Ripple and its executives have put forth the defense of fair notice, which necessarily turns on whether they knew or should have known that XRP is or was security. The argument thus is simple: if SEC employees themselves did not realize or behaved in a way that suggested they did not know XRP was a security, how on earth is the court or the public to expect anyone else to learn.

However, the SEC says employee trading data is collected for ethical compliance purposes. That ethical clearing has nothing to do with whether the asset is a security or not, but merely a conflict of interest. Well-known securities are often cleared for trading, SEC said.

Where it concerns crypto itself, XRP is not well-known security, but on trial regarding whether it is security with one defense being fair notice, the lack of which turns into law by enforcement that creates a disbalance of information as the enforcer, of course, knows of their actions before taking them, and as such can financially profit from market movements based on their action, with that being a prominent and apparent conflict of interest due to there being two stages: one where there is no determination on whether an asset is a security, and two once such decision has been made.

“The SEC has also provided additional information that Bitcoin, Ether, and XRP did not appear on the SEC’s Prohibited Holdings list and that BTC and ETH never appeared on the Watch List and that XRP first appeared on it on April 13, 2018,” Guerrier stated.

The prohibited holdings list is for entities SEC directly oversees, like brokers, which is not applicable in this case. The Watch List is for assets that are under pre-investigation.

“An employee may not be permitted to engage in trading in securities related to that entity when it is ‘under investigation,” SEC said.

Securities is a particular term that we all have come to know in some detail. A bitcoin ETN or ETF, for example, is a security, but BTC is not. If it were on this Watch List, employees would not be prohibited from trading BTC directly.

And now the question that’s stuck here is, was there any trade-in XRP at SEC after April 13, 2018? The answer to that question can be crucial to the entire case; disclosing this data is not a low bar of relevance, but most relevant as if there was a trade, it would show SEC by its own rules did not consider it a security.

Was there any trade-in XRP at SEC before April 13, 2018? If there was, then why were SEC employees trading illegal security as SEC calls XRP and were cleared to do so by the ethics committee as holding illegal security by someone that is meant to enforce such matters is an apparent conflict of interest, indicating maybe they did not consider it to be a security? If there were trades before and not after, then doesn’t that go a great deal towards showing there was no fair notice that XRP is a security?

But it looks like the SEC is just making excuses because they wouldn’t violate privacy even if they did.

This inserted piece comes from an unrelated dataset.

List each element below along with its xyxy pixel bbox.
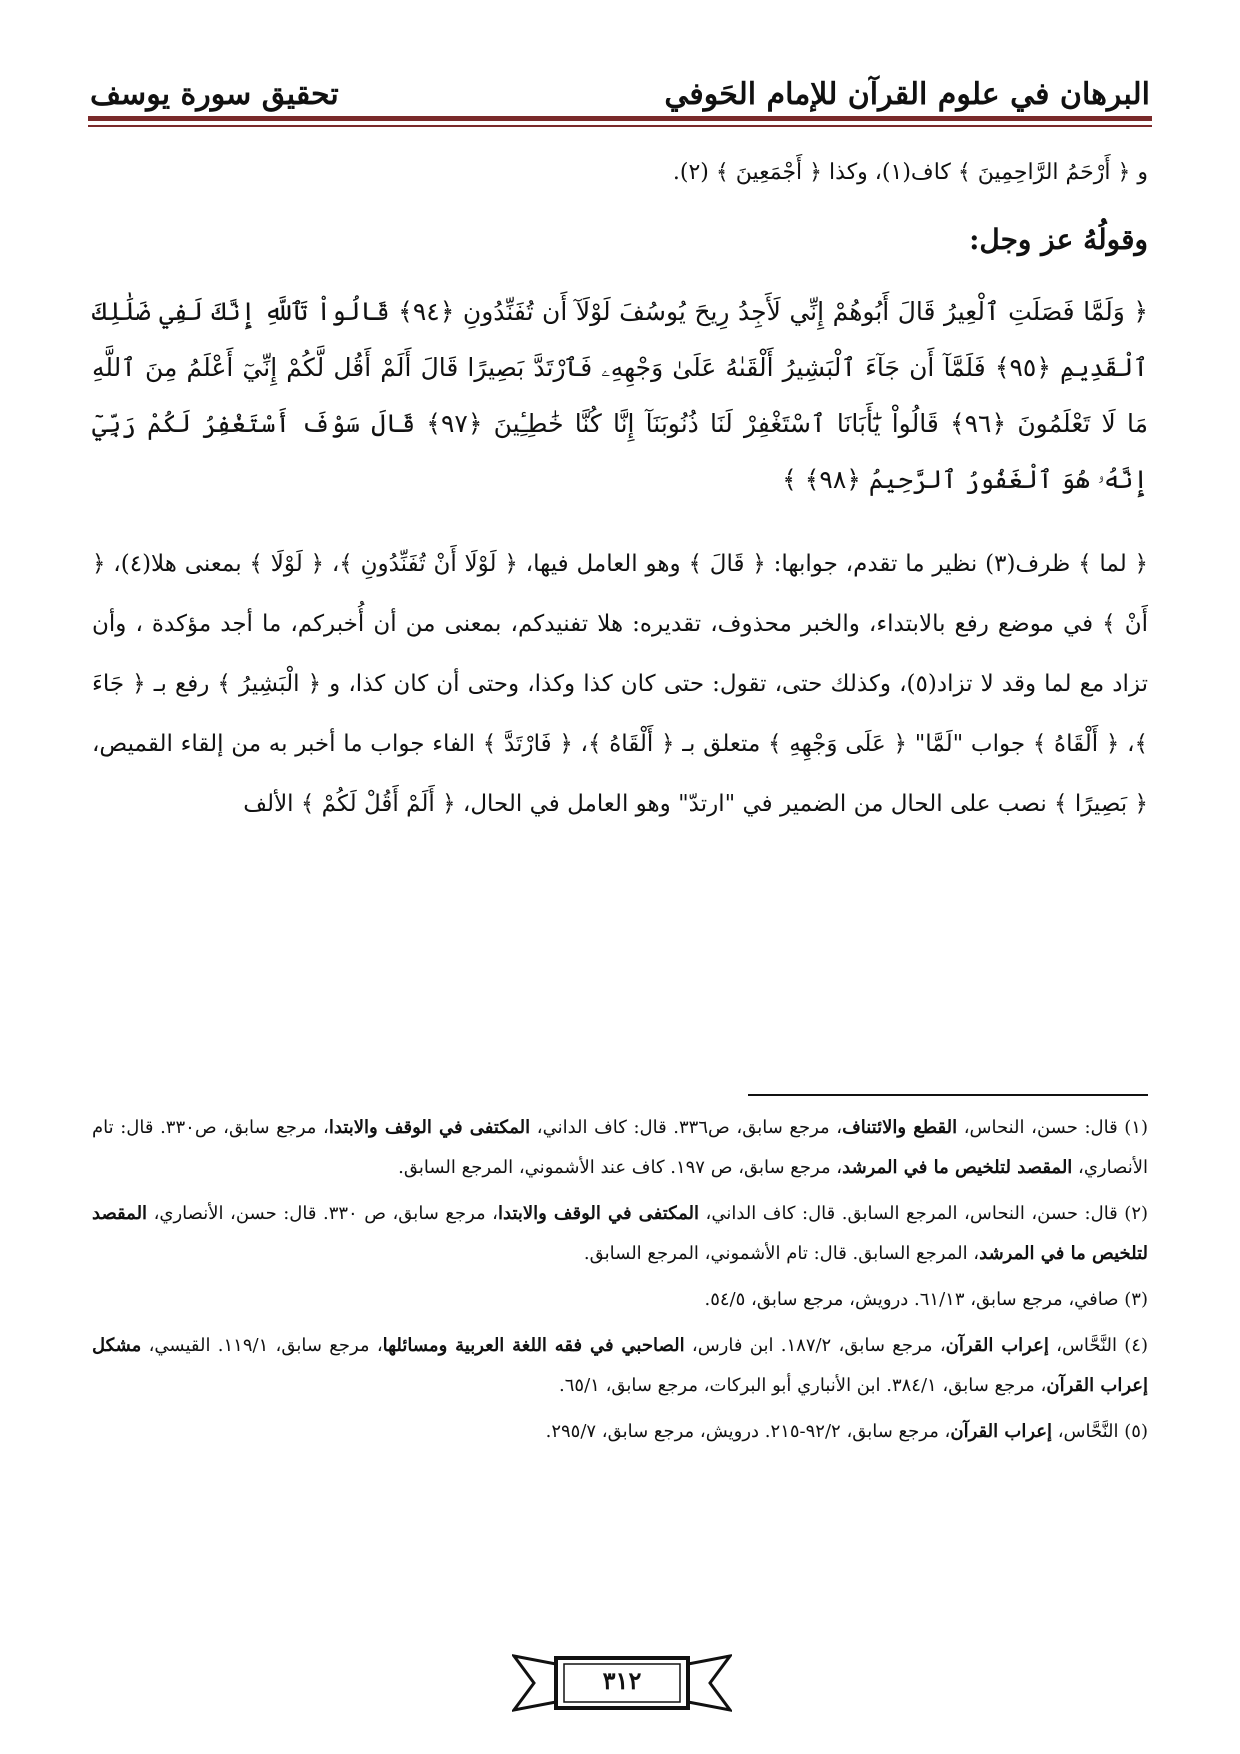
main-content	[92, 140, 1148, 834]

After all, the names of employees are not revealed. It’s just a total number like x number of employees who bought or sold XRP or ETH.

It is also very, very much in the public interest and Ripple communities to know whether this law-making by enforcement – with this being the first case of note that finally allows the rightful body to interpret what is now ancient law as so far other cases have been settled, leaving SEC as judge, jury, and executioner for three years now – whether this way of behavior is to the direct financial benefit of SEC employees.

The SEC is a self-interested organization that wants to increase its budget and credibility by expanding its jurisdiction with everything security for them because that means more money for them.

However, the judicial authority needs to consider all issues and, most importantly, the public interest. It is in everyone’s interest to know if the SEC has traded or not traded cryptocurrencies while bringing it decisions that significantly affect the crypto market and for Ripple.